Consiguió rehacer su árbol genealógico y contactó con sus primos y sus tíos. Supo la historia de sus bisabuelos, uno de ellos fue deportado a un gulag cuando Stalin decidió mandar a Siberia a todos los rusos de origen alemán. Hasta contactó con una mujer con la que compartía tatarabuelo. Pero no pudo conversar con su madre biológica, que era lo que más ilusión le hacía.
“Conseguí su teléfono y se negó a hablar conmigo, me dolió mucho”, relata. Sabe que su abandono no fue fortuito y que tiene un motivo. Por ello, no la juzga. “Conocer tu pasado te relaja. No saber qué fue de ti durante un tiempo produce angustia y la sensación de no saber quién eres”, explica.
En el mes en el que se celebra el Día Mundial de la Adopción reivindica varias cosas: “Los protagonistas son los adoptados, no los adoptantes. Siempre se ha concebido la idea de que hay un niño para una familia, pero es totalmente al revés”. Por ello, considera “egoísta, aunque no malo”, adoptar tras el deseo de ser padres y no poder conseguirlo.
Defiende que los menores deben mantener la denominación que les identificaba en su país de origen.
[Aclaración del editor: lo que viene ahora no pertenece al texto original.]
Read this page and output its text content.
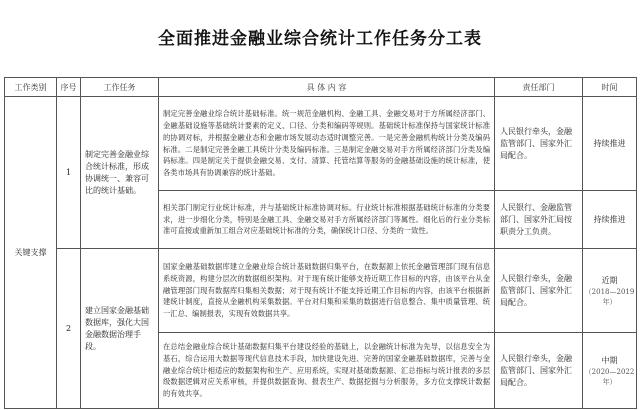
全面推进金融业综合统计工作任务分工表
工作类别	序号	工作任务	具 体 内 容	责任部门	时间
关键支撑	1	制定完善金融业综合统计标准，形成协调统一、兼容可比的统计基础。	制定完善金融业综合统计基础标准。统一规范金融机构、金融工具、金融交易对于方所属经济部门、金融基础设施等基础统计要素的定义、口径、分类和编码等规则。基础统计标准保持与国家统计标准的协调对标，并根据金融业态和金融市场发展动态适时调整完善。一是完善金融机构统计分类及编码标准。二是制定完善金融工具统计分类及编码标准。三是制定金融交易对手方所属经济部门分类及编码标准。四是制定关于提供金融交易、支付、清算、托管结算等服务的金融基础设施的统计标准，使各类市场具有协调兼容的统计基础。	人民银行牵头，金融监管部门、国家外汇局配合。	持续推进
			相关部门制定行业统计标准，并与基础统计标准协调对标。行业统计标准根据基础统计标准的分类要求，进一步细化分类，特别是金融工具、金融交易对手方所属经济部门等属性。细化后的行业分类标准可直接或重新加工组合对应基础统计标准的分类，确保统计口径、分类的一致性。	人民银行、金融监管部门、国家外汇局按职责分工负责。	持续推进
	2	建立国家金融基础数据库，强化大国金融数据治理手段。	国家金融基础数据库建立金融业综合统计基础数据归集平台，在数据源上依托金融管理部门现有信息系统资源，构建分层次的数据组织架构。对于现有统计能够支持近期工作目标的内容，由该平台从金融管理部门现有数据库归集相关数据；对于现有统计不能支持近期工作目标的内容，由该平台根据新建统计制度，直接从金融机构采集数据。平台对归集和采集的数据进行信息整合、集中质量管理、统一汇总、编制报表，实现有效数据共享。	人民银行牵头，金融监管部门、国家外汇局配合。	近期
（2018—2019年）

			在总结金融业综合统计基础数据归集平台建设经验的基础上，以金融统计标准为先导，以信息安全为基石，综合运用大数据等现代信息技术手段，加快建设先进、完善的国家金融基础数据库，完善与金融业综合统计相适应的数据架构和生产、应用系统，实现对基础数据源、汇总指标与统计报表的多层级数据逻辑对应关系审核，并提供数据查询、报表生产、数据挖掘与分析服务，多方位支撑统计数据的有效共享。	人民银行牵头，金融监管部门、国家外汇局配合。	中期
（2020—2022年）
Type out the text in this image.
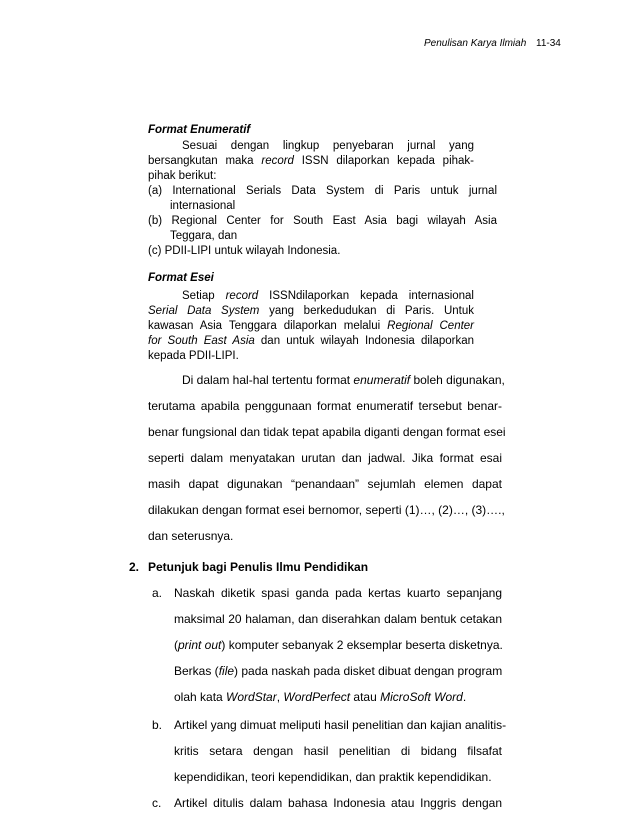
Penulisan Karya Ilmiah 11-34
Format Enumeratif
Sesuai dengan lingkup penyebaran jurnal yang
bersangkutan maka record ISSN dilaporkan kepada pihak-
pihak berikut:
(a) International Serials Data System di Paris untuk jurnal
internasional
(b) Regional Center for South East Asia bagi wilayah Asia
Teggara, dan
(c) PDII-LIPI untuk wilayah Indonesia.
Format Esei
Setiap record ISSNdilaporkan kepada internasional
Serial Data System yang berkedudukan di Paris. Untuk
kawasan Asia Tenggara dilaporkan melalui Regional Center
for South East Asia dan untuk wilayah Indonesia dilaporkan
kepada PDII-LIPI.
Di dalam hal-hal tertentu format enumeratif boleh digunakan,
terutama apabila penggunaan format enumeratif tersebut benar-
benar fungsional dan tidak tepat apabila diganti dengan format esei
seperti dalam menyatakan urutan dan jadwal. Jika format esai
masih dapat digunakan “penandaan” sejumlah elemen dapat
dilakukan dengan format esei bernomor, seperti (1)…, (2)…, (3)….,
dan seterusnya.
2. Petunjuk bagi Penulis Ilmu Pendidikan
a. Naskah diketik spasi ganda pada kertas kuarto sepanjang
maksimal 20 halaman, dan diserahkan dalam bentuk cetakan
(print out) komputer sebanyak 2 eksemplar beserta disketnya.
Berkas (file) pada naskah pada disket dibuat dengan program
olah kata WordStar, WordPerfect atau MicroSoft Word.
b. Artikel yang dimuat meliputi hasil penelitian dan kajian analitis-
kritis setara dengan hasil penelitian di bidang filsafat
kependidikan, teori kependidikan, dan praktik kependidikan.
c. Artikel ditulis dalam bahasa Indonesia atau Inggris dengan
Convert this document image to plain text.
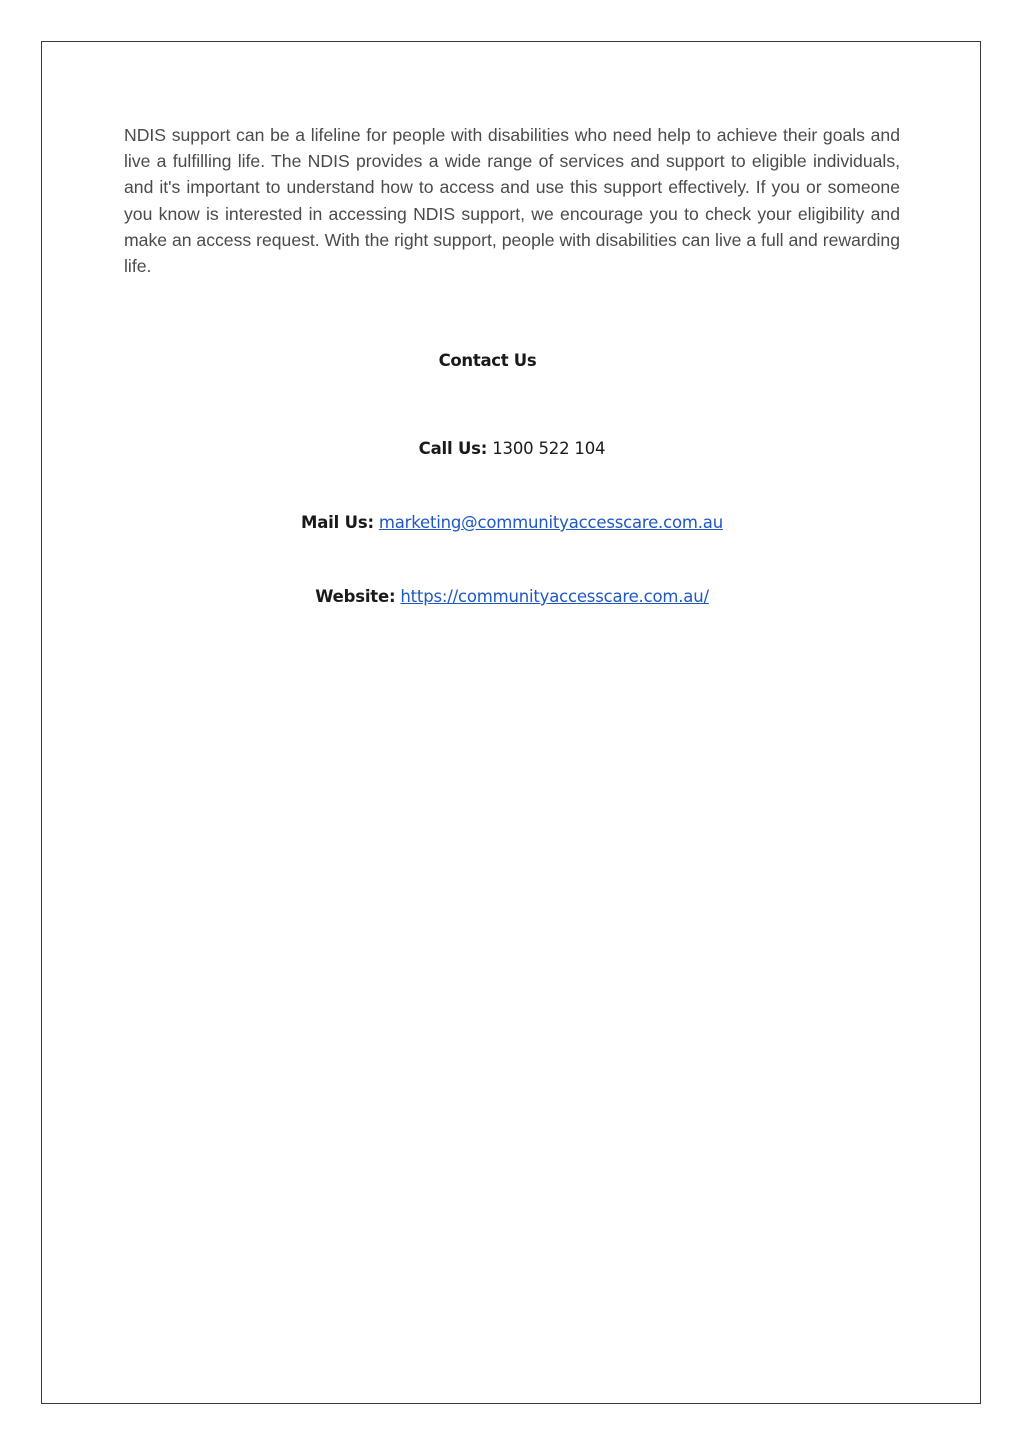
NDIS support can be a lifeline for people with disabilities who need help to achieve their goals and live a fulfilling life. The NDIS provides a wide range of services and support to eligible individuals, and it's important to understand how to access and use this support effectively. If you or someone you know is interested in accessing NDIS support, we encourage you to check your eligibility and make an access request. With the right support, people with disabilities can live a full and rewarding life.

Contact Us
Call Us: 1300 522 104
Mail Us: marketing@communityaccesscare.com.au
Website: https://communityaccesscare.com.au/
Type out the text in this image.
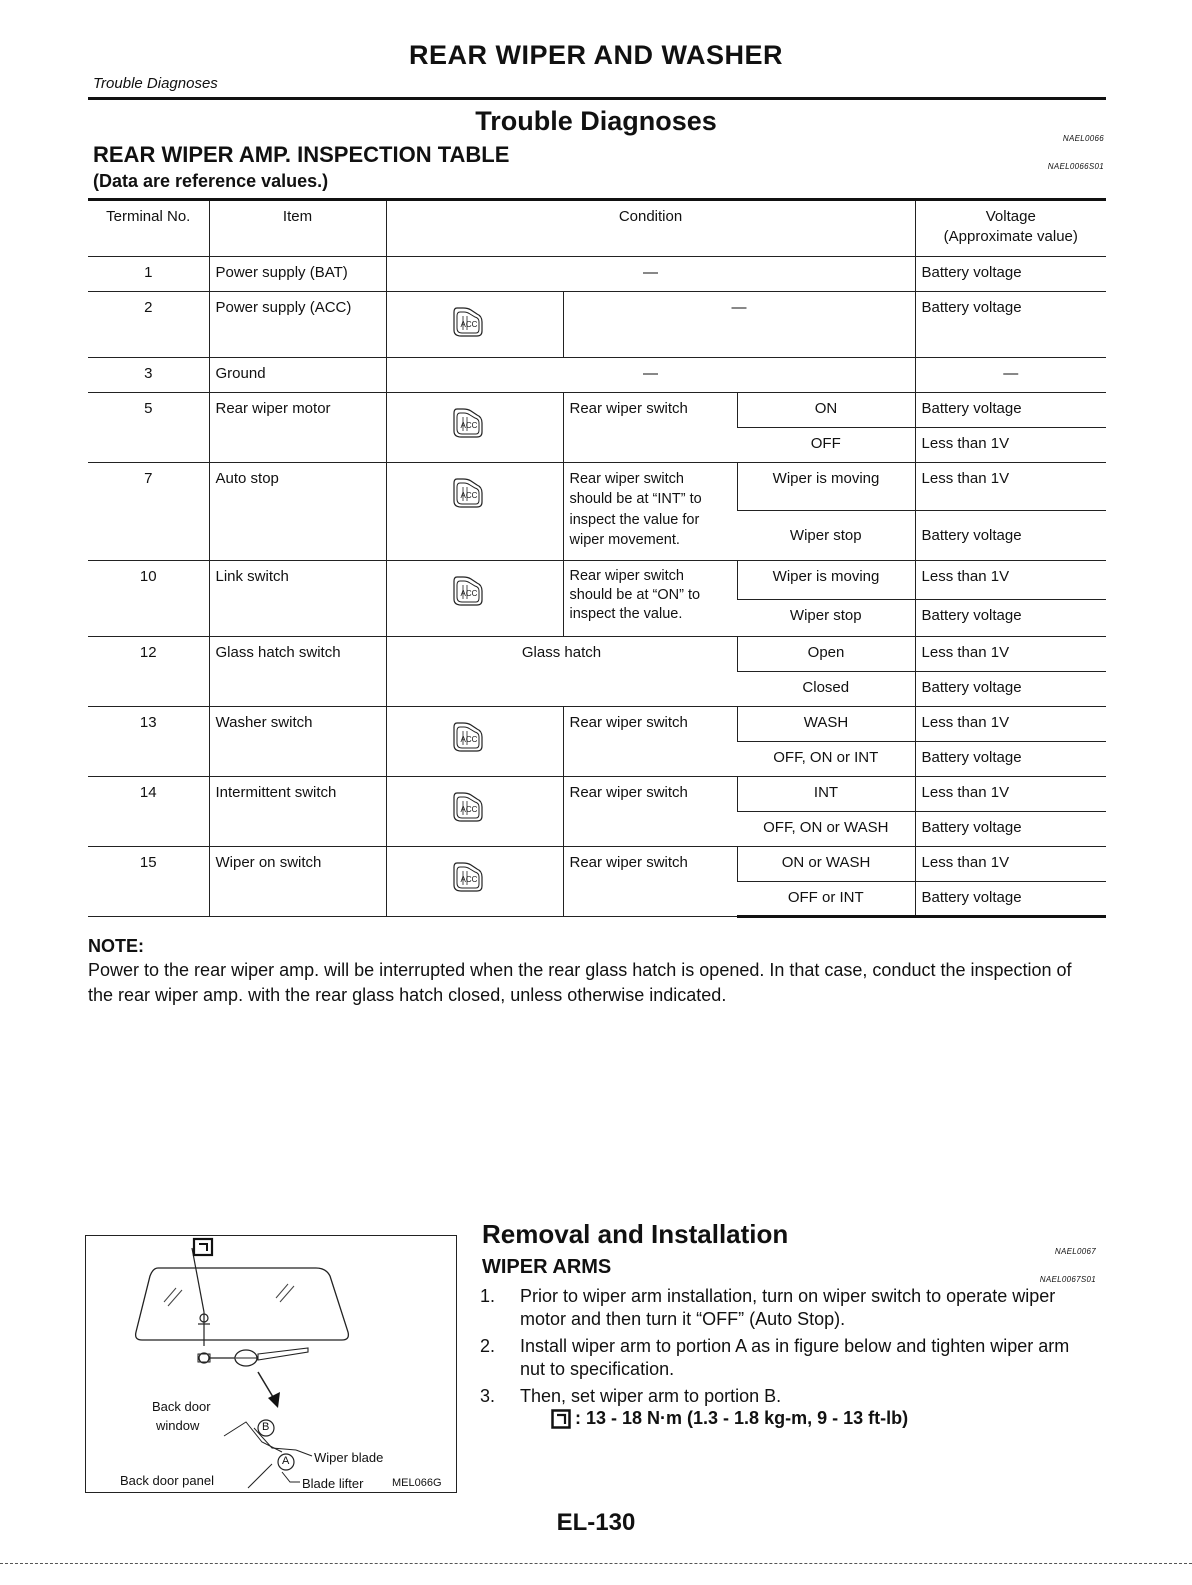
REAR WIPER AND WASHER
Trouble Diagnoses
Trouble Diagnoses
NAEL0066
REAR WIPER AMP. INSPECTION TABLE	NAEL0066S01
(Data are reference values.)
Terminal No.	Item	Condition			Voltage
(Approximate value)
1	Power supply (BAT)	—			Battery voltage
2	Power supply (ACC)	ACC	—		Battery voltage
3	Ground	—			—
5	Rear wiper motor	ACC	Rear wiper switch	ON	Battery voltage
				OFF	Less than 1V
7	Auto stop	ACC	Rear wiper switch should be at “INT” to inspect the value for wiper movement.	Wiper is moving	Less than 1V
				Wiper stop	Battery voltage
10	Link switch	ACC	Rear wiper switch should be at “ON” to inspect the value.	Wiper is moving	Less than 1V
				Wiper stop	Battery voltage
12	Glass hatch switch	Glass hatch		Open	Less than 1V
				Closed	Battery voltage
13	Washer switch	ACC	Rear wiper switch	WASH	Less than 1V
				OFF, ON or INT	Battery voltage
14	Intermittent switch	ACC	Rear wiper switch	INT	Less than 1V
				OFF, ON or WASH	Battery voltage
15	Wiper on switch	ACC	Rear wiper switch	ON or WASH	Less than 1V
				OFF or INT	Battery voltage
NOTE:
Power to the rear wiper amp. will be interrupted when the rear glass hatch is opened. In that case, conduct the inspection of the rear wiper amp. with the rear glass hatch closed, unless otherwise indicated.
Back door
window
Wiper blade
Back door panel	Blade lifter	MEL066G
B
A
Removal and Installation
NAEL0067
WIPER ARMS
NAEL0067S01
1. Prior to wiper arm installation, turn on wiper switch to operate wiper motor and then turn it “OFF” (Auto Stop).
2. Install wiper arm to portion A as in figure below and tighten wiper arm nut to specification.
3. Then, set wiper arm to portion B.
: 13 - 18 N·m (1.3 - 1.8 kg-m, 9 - 13 ft-lb)
EL-130
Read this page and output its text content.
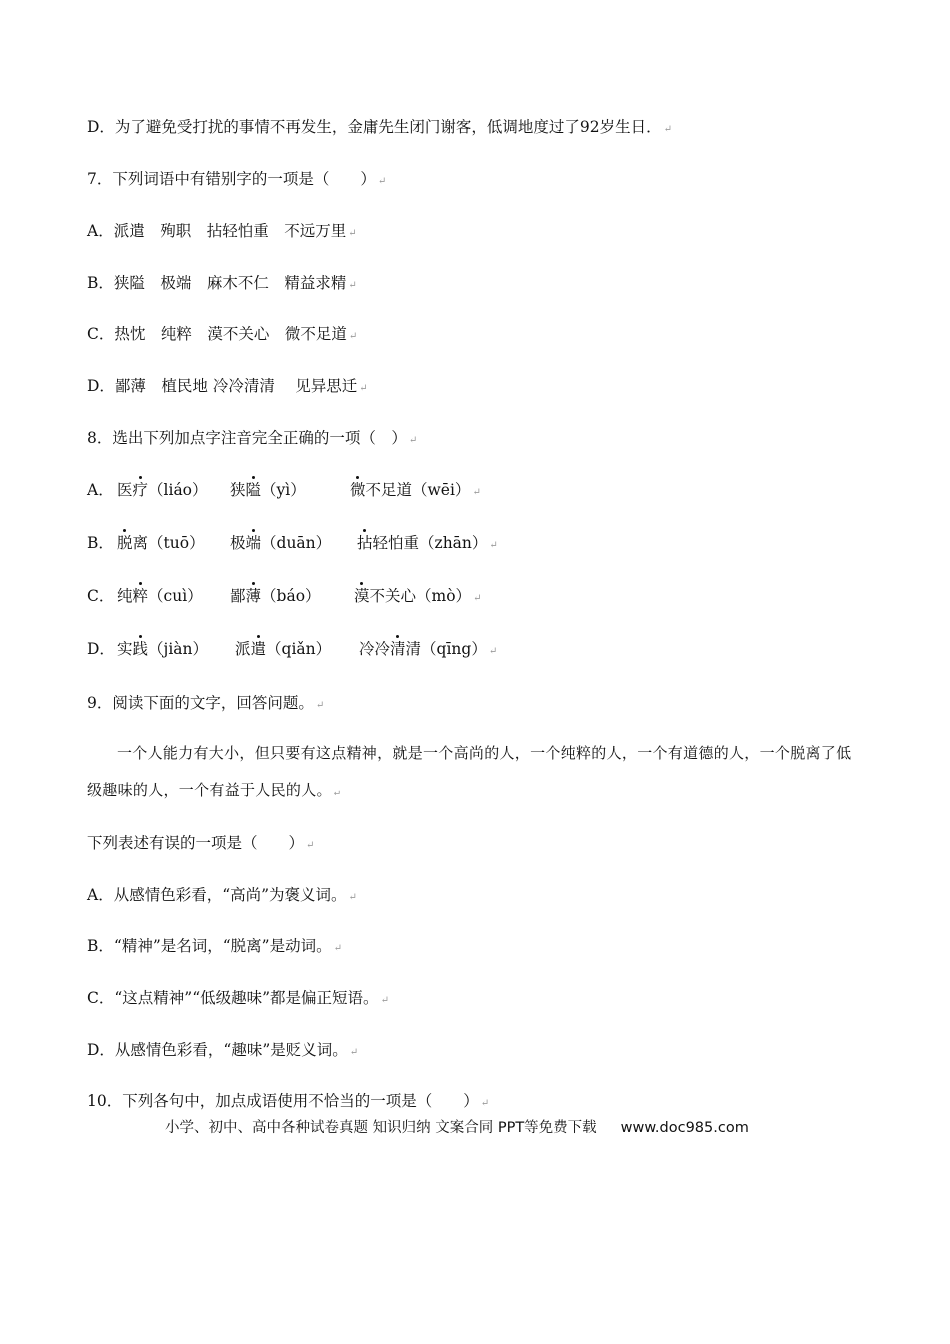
D．为了避免受打扰的事情不再发生，金庸先生闭门谢客，低调地度过了92岁生日． ↵
7．下列词语中有错别字的一项是（　　） ↵
A．派遣　殉职　拈轻怕重　不远万里 ↵
B．狭隘　极端　麻木不仁　精益求精 ↵
C．热忱　纯粹　漠不关心　微不足道 ↵
D．鄙薄　植民地 冷冷清清　 见异思迁 ↵
8．选出下列加点字注音完全正确的一项（　） ↵
A． 医疗（liáo） 狭隘（yì）	微不足道（wēi） ↵
B． 脱离（tuō） 极端（duān） 拈轻怕重（zhān） ↵
C． 纯粹（cuì） 鄙薄（báo） 漠不关心（mò） ↵
D． 实践（jiàn） 派遣（qiǎn） 冷冷清清（qīng） ↵
9．阅读下面的文字，回答问题。 ↵
一个人能力有大小，但只要有这点精神，就是一个高尚的人，一个纯粹的人，一个有道德的人，一个脱离了低级趣味的人，一个有益于人民的人。 ↵
下列表述有误的一项是（　　） ↵
A．从感情色彩看，“高尚”为褒义词。 ↵
B．“精神”是名词，“脱离”是动词。 ↵
C．“这点精神”“低级趣味”都是偏正短语。 ↵
D．从感情色彩看，“趣味”是贬义词。 ↵
10．下列各句中，加点成语使用不恰当的一项是（　　） ↵
小学、初中、高中各种试卷真题 知识归纳 文案合同 PPT等免费下载 www.doc985.com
Así lo hicieron en su caso, aunque le añadieron una segunda en español. “El nombre es parte de nuestra identidad y es lo único que conservamos de nuestro pasado. En mi caso lo eligió una enfermera del orfanato, es muy común, nada especial, pero es mi nombre", expresa.
Por otro lado, invita a dejar atrás los mitos. “A mí no me ha pasado porque parezco europea, pero hay a muchas personas a las que les preguntan de donde son y cuando les responden de Bilbao, les repiten la cuestión porque, en realidad, quieren saber por qué son negras”, reprocha tras recordar que ella es de Atocha y que su madre “no es de plástico”, aunque tenga otra biológica.
Pide que se agilicen los trámites para poder adoptar porque cree que la media de espera para conseguir realizar con éxito el proceso es muy larga y desmotiva a muchos familiares. Pero, sobre todo, insiste en formar al profesorado sobre la adopción y el acoso escolar, algo que ella sufrió tanto en primaria como en secundaria y no se sintió respaldada por sus docentes.
“Era la rarita que siempre estaba apartada, fue una etapa de mierda, para ser sincera”, confiesa. Cree que los docentes deben informarse sobre el trauma. “Los profesores de primaria no cortaron la situación de acoso cuando debían, algunos no se implicaban y otros querían ayudar, pero no sabían cómo”, cuenta.
Todavía recuerda cuando su tutor de biología les pidió realizar su árbol genealógico para intentar adivinar de donde procedían sus rasgos: “Le dije que no podía hacerlo porque era adoptada y todavía no había hecho la búsqueda de mi familia biológica, pero no lo entendió y tuve que hacer el de mi madre”.